(pd) Wie schon in den Vorjahren hat im Jahr 2022 die Mehrheit der kontrollierten Unternehmen die Lohn- und Arbeitsbedingungen eingehalten. Die regelmässigen Kontrollen haben auch im vergangenen Jahr Gesetzesverstösse aufgedeckt, die sowohl mit Verwaltungssanktionen als auch strafrechtlich konsequent geahndet werden.

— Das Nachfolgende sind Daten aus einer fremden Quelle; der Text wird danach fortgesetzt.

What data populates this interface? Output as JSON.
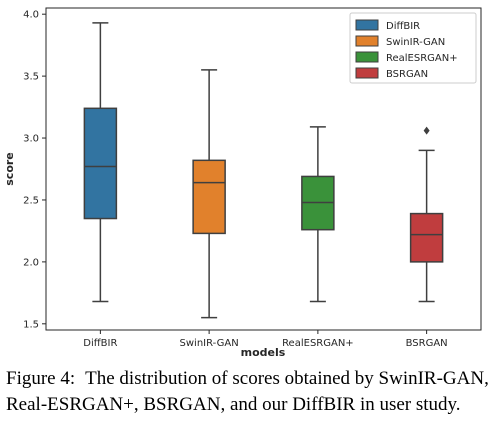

In Branchen ohne allgemeinverbindlich erklärten Gesamtarbeitsvertrag hat die Tripartite Kommission (TPK) die Aufgabe, den Arbeitsmarkt zu beobachten und die orts- und branchenüblichen Löhne festzulegen. Bei 309 ausländischen Entsendebetrieben wurden 1048 Arbeitnehmende überprüft. Bei 81 Entsendebetrieben wurde ein schriftliches Verständigungsverfahren wegen zu tiefen Löhnen durchgeführt. 77 dieser Verfahren konnten erfolgreich abgeschlossen werden. Die betroffenen Unternehmen haben die geforderten Nachzahlungen an die Arbeitnehmenden für den Arbeitseinsatz im Kanton Aargau nachgewiesen. Bloss vier
Verständigungsverfahren sind gescheitert.

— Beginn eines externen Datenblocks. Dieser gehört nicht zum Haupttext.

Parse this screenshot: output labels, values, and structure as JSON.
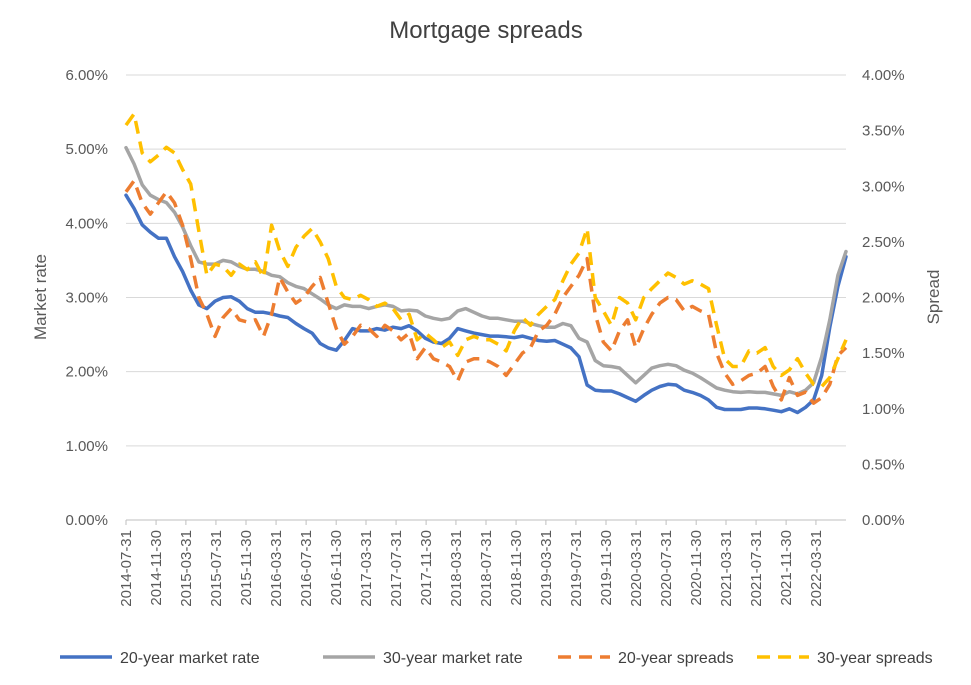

Unternehmen zeigen sich kooperativ
Die Mehrheit der Unternehmen ist bemüht, sich korrekt zu verhalten und wendet sich bei Fragen bereits vor dem Einsatz in der Schweiz an die zuständigen Behörden. Wie schon in den vergangenen Jahren haben auch im Jahr 2022 die flankierenden Massnahmen in Kombination mit den entsprechenden Kontrollen ihre Wirkung entfaltet, was sich am Erfolg der Verständigungsverfahren zeigt.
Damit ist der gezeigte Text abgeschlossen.